What It Actually Costs Right Now
Here’s a rough pricing ladder for the options that exist or are imminent:
- Stratospheric balloon flight: $125,000 for a six-hour ride to the edge of the atmosphere
- Suborbital rocket flight: Estimated $250,000 to $450,000 for a few minutes of weightlessness (currently paused at both major providers)
- Orbital mission to the ISS: $55 to $60 million per seat, including months of training
Prices have not dropped meaningfully since the first commercial flights. The economics of rocketry are brutal: fuel, hardware, insurance, and the sheer difficulty of reusability keep costs high. For comparison, a first-class transatlantic airline ticket costs a few thousand dollars. The gap between “available to the wealthy” and “available to the public” in space travel remains enormous.
The Environmental Tradeoff
One dimension worth understanding is the carbon footprint. Suborbital tourism releases 400 to 1,000 times more CO2 per passenger per hour than commercial aviation. Blue Origin’s New Shepard produces roughly 98 tons of CO2 per passenger per hour of flight, compared to about 0.2 tons per passenger per hour on a commercial airplane. Even compared to private jets, which emit seven to nine times more than commercial flights, suborbital rockets are in a different league. Total emissions from the space tourism industry remain small simply because so few flights occur, but per-passenger intensity is extraordinary.

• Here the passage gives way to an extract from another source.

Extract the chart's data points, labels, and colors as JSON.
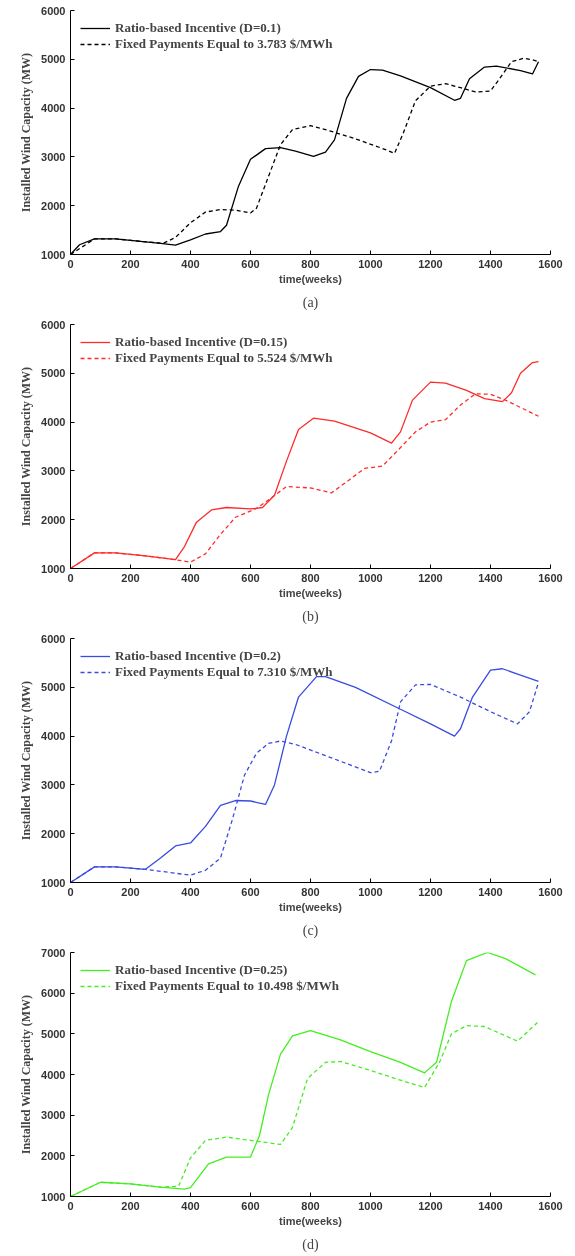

The Infrastructure Is Growing
The ground infrastructure needed for commercial spaceflight is expanding. There are currently 22 active orbital spaceports worldwide: five in the United States, four in China, three in Russia, two in Japan, and one each in several other countries including New Zealand, India, and South Korea. The FAA has also granted commercial spaceport licenses to seven U.S. locations across Colorado, Texas, California, Oklahoma, and New Mexico. Five additional suborbital spaceports are operational and may eventually support orbital launches.
More spaceports mean more flexibility in launch scheduling and, over time, more competition among launch providers. But infrastructure alone won’t make space travel broadly accessible. The fundamental challenge remains cost per seat, and that depends on reusable rocket technology maturing to the point where turnaround times and refurbishment costs drop dramatically.
A Realistic Timeline
If you have $125,000 and are comfortable with a balloon ride to the stratosphere, you could plausibly fly within the next year or two. If you want an actual rocket-powered suborbital flight, you’re looking at 2028 or later, assuming Blue Origin resumes New Shepard operations and Virgin Galactic reaches a stable flight cadence. Orbital tourism will remain a multimillion-dollar experience through at least the early 2030s, with private space stations potentially expanding access modestly. Lunar flyby tourism is a late-2030s prospect at best.

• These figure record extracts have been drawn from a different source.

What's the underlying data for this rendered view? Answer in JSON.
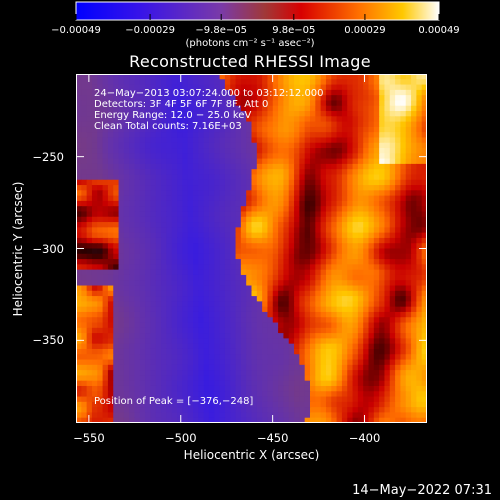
{
  "chart_data": {
    "type": "heatmap",
    "title": "Reconstructed RHESSI Image",
    "xlabel": "Heliocentric X (arcsec)",
    "ylabel": "Heliocentric Y (arcsec)",
    "xlim": [
      -557,
      -366
    ],
    "ylim": [
      -395,
      -205
    ],
    "x_ticks": [
      "−550",
      "−500",
      "−450",
      "−400"
    ],
    "x_tick_values": [
      -550,
      -500,
      -450,
      -400
    ],
    "y_ticks": [
      "−250",
      "−300",
      "−350"
    ],
    "y_tick_values": [
      -250,
      -300,
      -350
    ],
    "colorbar": {
      "ticks": [
        "−0.00049",
        "−0.00029",
        "−9.8e−05",
        "9.8e−05",
        "0.00029",
        "0.00049"
      ],
      "tick_values": [
        -0.00049,
        -0.00029,
        -9.8e-05,
        9.8e-05,
        0.00029,
        0.00049
      ],
      "range": [
        -0.00049,
        0.00049
      ],
      "units": "(photons cm⁻² s⁻¹ asec⁻²)"
    },
    "annotations": [
      "24−May−2013 03:07:24.000 to 03:12:12.000",
      "Detectors: 3F 4F 5F 6F 7F 8F, Att 0",
      "Energy Range: 12.0 − 25.0 keV",
      "Clean     Total counts: 7.16E+03"
    ],
    "peak_label": "Position of Peak = [−376,−248]",
    "peak_position": [
      -376,
      -248
    ],
    "grid": false
  },
  "colors": {
    "background": "#000000",
    "colormap": [
      "#0000ff",
      "#5a24d6",
      "#7a3cb0",
      "#b04848",
      "#ff0000",
      "#ff8000",
      "#ffd000",
      "#ffffff"
    ]
  },
  "footer": {
    "timestamp": "14−May−2022 07:31"
  }
}
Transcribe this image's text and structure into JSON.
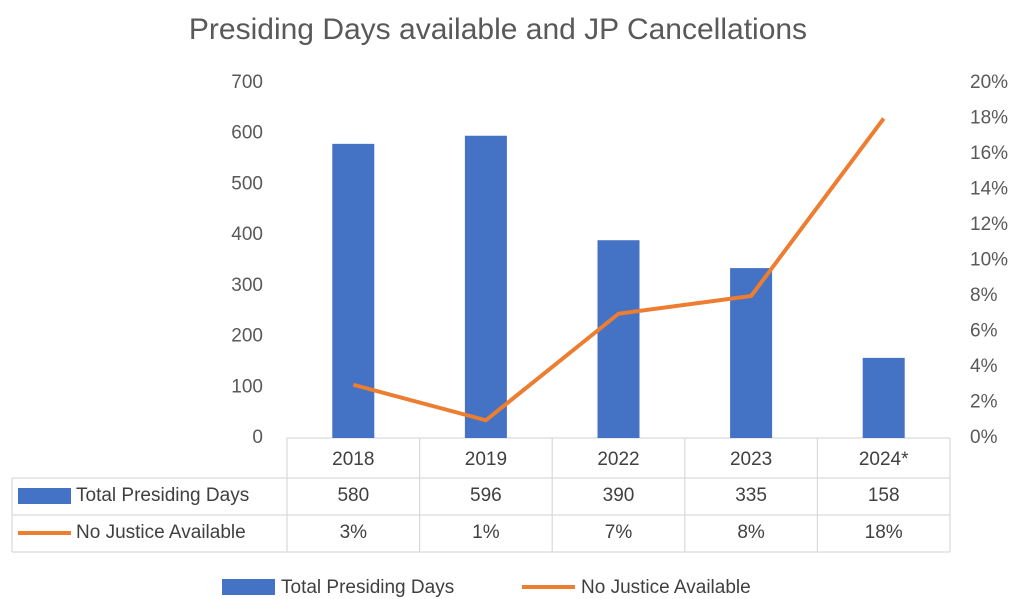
{
  "chart_data": {
    "type": "bar+line",
    "title": "Presiding Days available and JP Cancellations",
    "categories": [
      "2018",
      "2019",
      "2022",
      "2023",
      "2024*"
    ],
    "series": [
      {
        "name": "Total Presiding Days",
        "type": "bar",
        "color": "#4472c4",
        "values": [
          580,
          596,
          390,
          335,
          158
        ]
      },
      {
        "name": "No Justice Available",
        "type": "line",
        "axis": "y2",
        "color": "#ed7d31",
        "values": [
          3,
          1,
          7,
          8,
          18
        ],
        "value_labels": [
          "3%",
          "1%",
          "7%",
          "8%",
          "18%"
        ]
      }
    ],
    "ylim": [
      0,
      700
    ],
    "yticks": [
      0,
      100,
      200,
      300,
      400,
      500,
      600,
      700
    ],
    "y2lim": [
      0,
      20
    ],
    "y2ticks": [
      {
        "value": 0,
        "label": "0%"
      },
      {
        "value": 2,
        "label": "2%"
      },
      {
        "value": 4,
        "label": "4%"
      },
      {
        "value": 6,
        "label": "6%"
      },
      {
        "value": 8,
        "label": "8%"
      },
      {
        "value": 10,
        "label": "10%"
      },
      {
        "value": 12,
        "label": "12%"
      },
      {
        "value": 14,
        "label": "14%"
      },
      {
        "value": 16,
        "label": "16%"
      },
      {
        "value": 18,
        "label": "18%"
      },
      {
        "value": 20,
        "label": "20%"
      }
    ],
    "grid": false,
    "legend": "bottom",
    "data_table": true
  }
}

For space travel at prices comparable to luxury international travel, say under $100,000 for a suborbital flight, most industry analysts point to the mid-2030s as the earliest plausible window, and only if reusable launch systems achieve airline-like operational rhythms. That’s a big “if.” The space tourism industry has consistently missed its own timelines by years, and there is no reason to expect that pattern to change soon.